IDEE N°15 : AVOIR LE COURAGE DE DIRE AUX GENS LA VERITE A PROPOS DE L’IMMIGRATION

Emma Bonino
La Règle du Jeu

Emma Bonino, Vice-Présidente du Sénat italien, ancien ministre du gouvernement Prodi, signe la quinzième idée de notre campagne pour faire baisser le Front National
La hausse de l’intolérance et d’une perception complètement déformée de la présence d’immigrés dans nos pays n’est pas une particularité exclusivement française ; c’est au contraire un phénomène qui a beaucoup gagné d’espace partout en Europe pendant la dernière décennie, un phénomène accompagné par la croissance de partis classés à l’extrême-droite de l’échiquier politique, qui ont fait de la diabolisation de l’immigration leur dada. Cette culture de la haine, du refus – et de la peur – de l’autre, fait émerger des partis comme le Front National en France, la Ligue du Nord en Italie ou le Jobbik en Hongrie. Ces partis n’ont rien à voir avec notre identité et encore moins avec les supposées racines juives et chrétiennes de notre continent, mais c’est plus précisément le levier avec lequel ces formations tentent d’aggraver les fractures sociales, toutes espérant pouvoir en tirer des avantages électoraux.
Souvent, l’information joue elle aussi un rôle important en amplifiant cette tendance. L’insécurité économique conjuguée à celle liée à la criminalité n’est pas suffisante à elle seule pour expliquer le niveau de préjugés et d’hostilité envers les immigrés, y compris ceux de deuxième génération. Cette réalité n’aurait jamais pu atteindre une telle ampleur sans la contribution active des médias. Avez-vous remarqué comme, spécialement en période de campagne électorale, les médias ne font que mettre l’accent sur les crimes commis par des immigrés tout en ignorant ceux qui sont commis au sein du même groupe ethnique? Dans de nombreux cas, les moyens d’information, notamment la presse écrite et l’audiovisuel, semblent devenir un instrument au service des partis xénophobes pour multiplier les anxiétés qui existent déjà et renforcer l’idée que les immigrés profitent du système.
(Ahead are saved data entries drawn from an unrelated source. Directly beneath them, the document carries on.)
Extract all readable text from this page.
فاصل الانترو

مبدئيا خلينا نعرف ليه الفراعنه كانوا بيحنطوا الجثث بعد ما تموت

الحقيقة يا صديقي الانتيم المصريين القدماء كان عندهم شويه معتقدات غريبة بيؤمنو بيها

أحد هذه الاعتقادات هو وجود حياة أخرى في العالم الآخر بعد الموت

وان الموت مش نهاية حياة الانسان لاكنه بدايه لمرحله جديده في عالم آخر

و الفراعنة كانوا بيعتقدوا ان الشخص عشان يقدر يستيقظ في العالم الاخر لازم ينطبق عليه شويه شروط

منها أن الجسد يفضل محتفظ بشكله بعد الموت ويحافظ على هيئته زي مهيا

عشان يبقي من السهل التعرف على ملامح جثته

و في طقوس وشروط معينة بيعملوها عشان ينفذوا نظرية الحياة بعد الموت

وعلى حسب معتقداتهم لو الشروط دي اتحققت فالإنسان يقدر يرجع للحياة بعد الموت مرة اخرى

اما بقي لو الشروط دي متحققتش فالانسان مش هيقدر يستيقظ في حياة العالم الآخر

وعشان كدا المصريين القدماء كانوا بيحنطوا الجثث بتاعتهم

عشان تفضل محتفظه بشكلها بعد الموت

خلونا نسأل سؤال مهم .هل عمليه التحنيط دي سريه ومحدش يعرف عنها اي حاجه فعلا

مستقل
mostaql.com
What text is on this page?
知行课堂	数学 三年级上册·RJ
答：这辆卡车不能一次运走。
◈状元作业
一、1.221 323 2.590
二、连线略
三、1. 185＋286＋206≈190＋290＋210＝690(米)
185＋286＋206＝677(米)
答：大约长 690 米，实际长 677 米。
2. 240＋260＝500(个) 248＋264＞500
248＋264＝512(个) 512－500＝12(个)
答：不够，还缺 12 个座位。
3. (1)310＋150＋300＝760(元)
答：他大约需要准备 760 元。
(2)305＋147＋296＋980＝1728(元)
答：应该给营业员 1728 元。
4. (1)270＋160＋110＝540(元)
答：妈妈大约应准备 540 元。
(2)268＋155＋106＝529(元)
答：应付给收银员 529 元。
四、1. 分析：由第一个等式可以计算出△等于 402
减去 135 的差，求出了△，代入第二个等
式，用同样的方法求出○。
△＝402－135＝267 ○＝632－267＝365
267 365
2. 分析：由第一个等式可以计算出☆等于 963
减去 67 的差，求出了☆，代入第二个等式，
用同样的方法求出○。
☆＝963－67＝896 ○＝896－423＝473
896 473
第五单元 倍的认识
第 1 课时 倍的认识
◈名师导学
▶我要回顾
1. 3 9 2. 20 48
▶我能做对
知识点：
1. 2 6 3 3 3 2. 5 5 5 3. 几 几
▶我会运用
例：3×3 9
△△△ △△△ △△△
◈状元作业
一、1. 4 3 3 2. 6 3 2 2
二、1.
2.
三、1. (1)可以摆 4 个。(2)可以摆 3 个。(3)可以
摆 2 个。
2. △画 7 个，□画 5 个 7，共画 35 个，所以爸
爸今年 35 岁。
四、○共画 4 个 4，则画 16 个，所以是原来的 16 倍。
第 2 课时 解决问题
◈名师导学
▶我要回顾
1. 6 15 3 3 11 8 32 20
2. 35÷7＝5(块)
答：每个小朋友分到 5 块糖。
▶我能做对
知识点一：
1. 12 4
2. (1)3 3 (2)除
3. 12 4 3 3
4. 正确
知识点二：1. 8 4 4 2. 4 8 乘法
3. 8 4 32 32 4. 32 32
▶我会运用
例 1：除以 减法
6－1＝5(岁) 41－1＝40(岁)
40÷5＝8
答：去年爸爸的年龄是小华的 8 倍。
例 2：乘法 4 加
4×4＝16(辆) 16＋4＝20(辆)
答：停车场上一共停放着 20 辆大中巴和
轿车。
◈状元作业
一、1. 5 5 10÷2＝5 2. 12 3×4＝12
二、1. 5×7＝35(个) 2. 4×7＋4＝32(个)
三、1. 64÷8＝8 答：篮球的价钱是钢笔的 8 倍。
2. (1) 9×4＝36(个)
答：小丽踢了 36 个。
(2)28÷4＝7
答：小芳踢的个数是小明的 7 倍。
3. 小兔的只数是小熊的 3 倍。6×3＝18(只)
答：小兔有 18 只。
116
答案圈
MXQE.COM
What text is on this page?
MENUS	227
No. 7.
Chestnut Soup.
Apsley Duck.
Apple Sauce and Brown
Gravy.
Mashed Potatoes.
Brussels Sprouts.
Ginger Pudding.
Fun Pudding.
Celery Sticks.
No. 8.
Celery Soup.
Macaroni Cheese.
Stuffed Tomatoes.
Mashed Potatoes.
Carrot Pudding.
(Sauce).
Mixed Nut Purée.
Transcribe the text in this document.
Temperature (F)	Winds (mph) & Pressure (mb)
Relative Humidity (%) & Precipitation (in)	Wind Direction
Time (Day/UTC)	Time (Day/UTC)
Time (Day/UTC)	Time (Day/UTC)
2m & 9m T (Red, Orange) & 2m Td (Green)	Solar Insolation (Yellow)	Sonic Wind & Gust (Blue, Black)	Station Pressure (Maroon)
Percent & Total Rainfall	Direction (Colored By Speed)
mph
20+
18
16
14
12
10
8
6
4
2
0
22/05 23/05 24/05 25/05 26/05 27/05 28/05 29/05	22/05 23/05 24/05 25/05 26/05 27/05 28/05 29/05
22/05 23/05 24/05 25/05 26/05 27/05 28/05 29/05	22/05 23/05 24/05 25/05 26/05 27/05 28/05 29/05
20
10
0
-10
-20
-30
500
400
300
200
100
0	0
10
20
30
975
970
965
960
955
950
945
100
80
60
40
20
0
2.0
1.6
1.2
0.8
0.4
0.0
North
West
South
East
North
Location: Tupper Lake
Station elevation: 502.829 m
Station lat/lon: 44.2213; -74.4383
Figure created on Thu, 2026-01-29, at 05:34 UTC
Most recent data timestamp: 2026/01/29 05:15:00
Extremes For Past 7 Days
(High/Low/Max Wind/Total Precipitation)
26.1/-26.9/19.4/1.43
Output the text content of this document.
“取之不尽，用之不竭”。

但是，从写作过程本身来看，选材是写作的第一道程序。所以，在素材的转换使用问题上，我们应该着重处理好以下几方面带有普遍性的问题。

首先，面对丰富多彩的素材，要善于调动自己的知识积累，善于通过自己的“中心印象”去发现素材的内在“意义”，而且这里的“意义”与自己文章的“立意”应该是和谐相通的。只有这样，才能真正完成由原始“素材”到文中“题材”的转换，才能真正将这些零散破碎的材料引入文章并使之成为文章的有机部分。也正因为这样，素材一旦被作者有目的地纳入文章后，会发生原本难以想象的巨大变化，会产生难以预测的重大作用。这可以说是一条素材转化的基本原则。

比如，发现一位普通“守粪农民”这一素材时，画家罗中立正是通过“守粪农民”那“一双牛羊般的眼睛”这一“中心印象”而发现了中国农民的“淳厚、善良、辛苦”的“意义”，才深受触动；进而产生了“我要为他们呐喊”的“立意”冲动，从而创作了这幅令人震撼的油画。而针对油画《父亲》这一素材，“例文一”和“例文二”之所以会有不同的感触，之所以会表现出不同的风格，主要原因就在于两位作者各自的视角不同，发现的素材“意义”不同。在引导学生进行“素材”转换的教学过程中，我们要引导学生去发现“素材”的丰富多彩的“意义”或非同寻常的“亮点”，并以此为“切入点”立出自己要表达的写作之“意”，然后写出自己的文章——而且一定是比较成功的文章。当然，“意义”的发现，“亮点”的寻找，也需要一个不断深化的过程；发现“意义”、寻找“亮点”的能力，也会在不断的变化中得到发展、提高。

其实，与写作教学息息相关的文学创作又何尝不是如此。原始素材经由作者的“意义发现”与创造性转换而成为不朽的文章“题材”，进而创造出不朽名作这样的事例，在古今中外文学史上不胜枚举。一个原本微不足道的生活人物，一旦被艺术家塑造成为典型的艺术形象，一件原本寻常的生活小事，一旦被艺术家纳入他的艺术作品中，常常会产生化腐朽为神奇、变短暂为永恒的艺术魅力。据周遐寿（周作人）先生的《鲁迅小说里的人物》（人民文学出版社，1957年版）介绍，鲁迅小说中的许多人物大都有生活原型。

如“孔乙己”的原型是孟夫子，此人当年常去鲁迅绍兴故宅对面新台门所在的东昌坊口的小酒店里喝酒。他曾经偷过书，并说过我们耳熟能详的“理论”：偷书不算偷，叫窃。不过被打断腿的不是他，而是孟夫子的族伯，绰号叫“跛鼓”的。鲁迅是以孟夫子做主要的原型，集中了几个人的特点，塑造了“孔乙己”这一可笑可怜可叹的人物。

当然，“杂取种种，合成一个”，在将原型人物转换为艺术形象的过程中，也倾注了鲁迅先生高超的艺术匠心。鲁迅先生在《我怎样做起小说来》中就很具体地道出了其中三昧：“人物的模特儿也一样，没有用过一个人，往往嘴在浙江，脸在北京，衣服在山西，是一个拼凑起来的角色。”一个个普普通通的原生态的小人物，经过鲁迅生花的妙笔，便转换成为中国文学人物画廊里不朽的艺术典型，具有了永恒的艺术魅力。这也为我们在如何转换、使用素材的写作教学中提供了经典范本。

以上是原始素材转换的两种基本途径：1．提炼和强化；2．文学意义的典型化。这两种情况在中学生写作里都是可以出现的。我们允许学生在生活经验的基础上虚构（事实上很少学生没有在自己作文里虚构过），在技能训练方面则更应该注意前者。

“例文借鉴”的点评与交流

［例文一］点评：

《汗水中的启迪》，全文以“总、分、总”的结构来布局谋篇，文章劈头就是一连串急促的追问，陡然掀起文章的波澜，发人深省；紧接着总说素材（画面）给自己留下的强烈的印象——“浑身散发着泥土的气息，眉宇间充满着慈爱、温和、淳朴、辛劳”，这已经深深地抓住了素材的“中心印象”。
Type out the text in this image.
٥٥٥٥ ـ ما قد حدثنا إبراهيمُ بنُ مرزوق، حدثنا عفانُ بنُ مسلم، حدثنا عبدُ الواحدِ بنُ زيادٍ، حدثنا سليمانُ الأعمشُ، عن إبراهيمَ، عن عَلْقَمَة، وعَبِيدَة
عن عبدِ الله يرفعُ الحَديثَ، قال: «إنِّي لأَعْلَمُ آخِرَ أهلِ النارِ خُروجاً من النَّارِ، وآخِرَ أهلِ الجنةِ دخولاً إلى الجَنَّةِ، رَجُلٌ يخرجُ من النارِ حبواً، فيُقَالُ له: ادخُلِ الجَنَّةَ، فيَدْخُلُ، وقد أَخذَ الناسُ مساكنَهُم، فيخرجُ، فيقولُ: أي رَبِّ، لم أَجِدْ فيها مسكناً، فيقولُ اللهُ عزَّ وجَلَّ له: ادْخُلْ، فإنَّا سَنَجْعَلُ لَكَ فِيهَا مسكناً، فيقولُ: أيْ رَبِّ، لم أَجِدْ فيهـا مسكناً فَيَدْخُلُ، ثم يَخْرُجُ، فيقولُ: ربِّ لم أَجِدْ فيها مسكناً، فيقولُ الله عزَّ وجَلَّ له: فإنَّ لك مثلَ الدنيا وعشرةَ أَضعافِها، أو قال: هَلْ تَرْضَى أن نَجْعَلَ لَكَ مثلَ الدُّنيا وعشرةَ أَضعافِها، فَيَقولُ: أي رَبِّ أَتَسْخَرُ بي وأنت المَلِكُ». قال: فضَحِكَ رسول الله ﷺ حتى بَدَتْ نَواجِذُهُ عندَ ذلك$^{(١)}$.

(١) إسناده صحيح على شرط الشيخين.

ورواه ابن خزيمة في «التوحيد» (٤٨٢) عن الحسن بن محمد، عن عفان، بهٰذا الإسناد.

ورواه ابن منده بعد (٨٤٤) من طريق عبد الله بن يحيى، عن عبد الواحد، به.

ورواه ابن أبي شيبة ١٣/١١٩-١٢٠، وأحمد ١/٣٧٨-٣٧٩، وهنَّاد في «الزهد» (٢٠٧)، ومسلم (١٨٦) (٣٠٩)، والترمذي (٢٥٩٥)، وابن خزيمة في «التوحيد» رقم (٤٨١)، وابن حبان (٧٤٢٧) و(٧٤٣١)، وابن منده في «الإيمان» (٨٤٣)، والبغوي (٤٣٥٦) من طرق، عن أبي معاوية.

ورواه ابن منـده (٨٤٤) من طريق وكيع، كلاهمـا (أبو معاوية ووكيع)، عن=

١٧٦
Quand la patronne du FN vous raconte qu’il faudrait bien abolir le traité de Schengen pour endiguer le flot d’immigrés clandestins, réduire en cinq ans l’immigration légale de 200.000 à 10.000 entrées pour éviter aux français d’en payer le coût, supprimer le regroupement familial, interdire aux immigrés de manifester, et bien voilà ce qui s’appelle du populisme qui fait campagne à l’aide de slogans frauduleusement simplistes.
Le FN oublie que la France est un pays qui a su, au cours des années, faire de la diversité une occasion de croissance et de richesse, un pays qui est terre d’immigration à partir de la fin du XIXe siècle, et qui, en tant que terre des Droits de l’Homme, n’a jamais vécu la présence d’immigrés comme une menace.
De plus, sur le plan économique et notamment du côté du marché du travail, selon le estimations du Conseil de l’Union européen, d’ici 2050, en l’absence d’immigration et à taux d’activité constant, la population active de l’Union va diminuer de 68 millions de travailleurs environ. Cela signifie que pour combler le déficit de main d’œuvre nous aurons besoin de 100 millions d’immigrés (étant donné que tous les immigrés ne rejoignent pas la population active).
Au-delà de la nécessité d’opposer des arguments concrets aux propositions affligeantes du FN, le défi qui se pose à nous tous est de trouver le courage d’expliquer aux citoyens européens non seulement que l’immigration est une réalité, un phénomène destiné à rester avec nous et qui doit être réglementé, mais aussi de transférer au niveau communautaire la compétence en matière de gestion des flux migratoires. Comme le fait remarquer le rapport « Vivre ensemble, conjuguer diversité et liberté dans l’Europe du XXIe siècle », rédigé par un groupe d’éminentes personnalités du Conseil de l’Europe, l’Union européenne en tant que telle, ainsi que tous les États membres, doivent être mis en condition de se doter de stratégies et de politiques d’intégration efficaces.